Com o anúncio da ZER ABC não foram comunicadas eventuais actualizações às restrições actualmente em vigor. Com o plano suspenso desde a pandemia e com o actual executivo a não ter vontade de o tirar da gaveta, a ZER ABC não deverá ser implementada tão cedo. Não foi anunciado qualquer plano alternativo ou revisto da ZER ABC ou da ZER actual, pelo que Lisboa parece caminhar para trás, contrariamente a cidades como Paris, Bruxelas, Londres ou até mesmo Madrid.
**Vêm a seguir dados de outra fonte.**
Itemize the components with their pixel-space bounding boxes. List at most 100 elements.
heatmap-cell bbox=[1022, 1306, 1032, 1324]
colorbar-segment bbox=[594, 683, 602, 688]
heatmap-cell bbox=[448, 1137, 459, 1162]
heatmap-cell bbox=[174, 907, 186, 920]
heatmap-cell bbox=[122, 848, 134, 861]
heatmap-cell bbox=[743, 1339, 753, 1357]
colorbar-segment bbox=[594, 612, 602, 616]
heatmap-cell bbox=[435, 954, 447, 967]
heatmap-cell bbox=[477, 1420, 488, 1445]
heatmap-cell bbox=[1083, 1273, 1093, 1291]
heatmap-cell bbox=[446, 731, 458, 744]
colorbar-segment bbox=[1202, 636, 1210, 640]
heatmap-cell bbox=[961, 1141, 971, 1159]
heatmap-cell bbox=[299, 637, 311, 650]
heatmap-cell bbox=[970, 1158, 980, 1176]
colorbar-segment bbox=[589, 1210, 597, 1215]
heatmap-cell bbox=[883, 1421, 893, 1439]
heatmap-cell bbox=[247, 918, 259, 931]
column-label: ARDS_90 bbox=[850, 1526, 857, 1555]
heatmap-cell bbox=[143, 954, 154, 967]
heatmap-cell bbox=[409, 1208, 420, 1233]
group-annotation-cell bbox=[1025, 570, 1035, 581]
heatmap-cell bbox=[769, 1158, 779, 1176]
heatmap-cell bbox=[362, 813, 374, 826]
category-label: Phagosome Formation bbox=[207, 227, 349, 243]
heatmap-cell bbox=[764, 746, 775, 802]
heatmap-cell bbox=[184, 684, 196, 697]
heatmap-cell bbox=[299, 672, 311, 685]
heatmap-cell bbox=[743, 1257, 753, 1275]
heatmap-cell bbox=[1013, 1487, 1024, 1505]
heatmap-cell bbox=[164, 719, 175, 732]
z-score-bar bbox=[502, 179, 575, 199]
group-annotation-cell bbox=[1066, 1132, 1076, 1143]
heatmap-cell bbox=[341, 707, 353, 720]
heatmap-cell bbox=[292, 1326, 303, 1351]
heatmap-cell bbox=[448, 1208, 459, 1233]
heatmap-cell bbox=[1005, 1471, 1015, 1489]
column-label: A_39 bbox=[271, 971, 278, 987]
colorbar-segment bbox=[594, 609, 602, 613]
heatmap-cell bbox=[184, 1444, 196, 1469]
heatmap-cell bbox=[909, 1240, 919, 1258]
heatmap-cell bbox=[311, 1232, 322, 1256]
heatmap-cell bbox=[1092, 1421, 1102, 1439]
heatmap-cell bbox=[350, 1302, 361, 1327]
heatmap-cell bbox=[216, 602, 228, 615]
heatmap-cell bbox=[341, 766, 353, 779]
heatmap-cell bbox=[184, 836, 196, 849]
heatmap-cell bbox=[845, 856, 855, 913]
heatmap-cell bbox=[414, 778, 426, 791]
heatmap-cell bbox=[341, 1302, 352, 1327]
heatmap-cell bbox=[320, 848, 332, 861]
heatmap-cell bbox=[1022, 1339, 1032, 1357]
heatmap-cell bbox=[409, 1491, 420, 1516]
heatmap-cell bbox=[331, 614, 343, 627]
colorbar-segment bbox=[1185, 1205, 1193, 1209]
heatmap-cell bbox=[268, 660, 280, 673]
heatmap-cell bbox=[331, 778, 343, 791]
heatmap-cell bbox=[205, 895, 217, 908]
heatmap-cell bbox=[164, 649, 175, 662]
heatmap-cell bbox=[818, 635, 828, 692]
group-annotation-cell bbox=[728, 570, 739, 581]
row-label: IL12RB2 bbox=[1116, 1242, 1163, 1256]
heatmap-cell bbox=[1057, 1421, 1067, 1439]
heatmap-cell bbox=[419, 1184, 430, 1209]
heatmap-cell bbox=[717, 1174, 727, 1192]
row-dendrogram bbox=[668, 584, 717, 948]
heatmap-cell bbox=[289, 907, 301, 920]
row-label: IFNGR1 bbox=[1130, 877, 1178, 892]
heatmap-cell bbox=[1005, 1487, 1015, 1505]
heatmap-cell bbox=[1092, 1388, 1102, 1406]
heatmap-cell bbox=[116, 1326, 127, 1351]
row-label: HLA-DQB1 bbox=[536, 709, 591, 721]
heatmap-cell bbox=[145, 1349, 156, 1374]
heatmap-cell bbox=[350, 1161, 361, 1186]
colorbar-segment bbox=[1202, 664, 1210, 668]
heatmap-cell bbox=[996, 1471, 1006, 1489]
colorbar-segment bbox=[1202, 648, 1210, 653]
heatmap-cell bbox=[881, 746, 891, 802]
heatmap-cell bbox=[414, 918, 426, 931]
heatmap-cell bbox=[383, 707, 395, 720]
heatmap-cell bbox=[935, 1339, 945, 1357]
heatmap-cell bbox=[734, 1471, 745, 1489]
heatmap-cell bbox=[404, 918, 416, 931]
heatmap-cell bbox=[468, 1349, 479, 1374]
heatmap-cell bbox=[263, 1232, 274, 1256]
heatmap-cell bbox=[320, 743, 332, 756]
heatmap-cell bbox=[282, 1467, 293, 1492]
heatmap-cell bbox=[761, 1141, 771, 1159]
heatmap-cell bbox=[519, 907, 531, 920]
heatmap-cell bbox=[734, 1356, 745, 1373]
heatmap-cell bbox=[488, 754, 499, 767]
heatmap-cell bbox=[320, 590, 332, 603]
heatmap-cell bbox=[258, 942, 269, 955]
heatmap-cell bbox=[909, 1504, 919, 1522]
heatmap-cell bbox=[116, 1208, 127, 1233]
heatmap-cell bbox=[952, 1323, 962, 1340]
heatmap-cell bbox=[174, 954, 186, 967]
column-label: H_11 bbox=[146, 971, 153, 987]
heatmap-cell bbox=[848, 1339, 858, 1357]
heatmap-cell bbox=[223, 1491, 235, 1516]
No entanto, o actual vereador da mobilidade de Lisboa, Ângelo Pereira, disse ao Expresso que o actual executivo camarário irá apostar na fiscalização da actual ZER, e na melhoria dos transportes públicos e da infraestrutura ciclável na baixa para dar alternativas ao automóvel, e deixou entre aberta uma vontade de pedonalizar zonas do centro histórico que não sirvam de vias distribuidoras de tráfego. “Pretendemos que a Baixa Pombalina seja um espaço onde todas as redes sejam compatíveis e não excluídas. Não defendemos o aumento das restrições e proibições ao cidadão que quer vir à Baixa, para a sua utilização, independentemente do transporte utilizado”, referiu o autarca.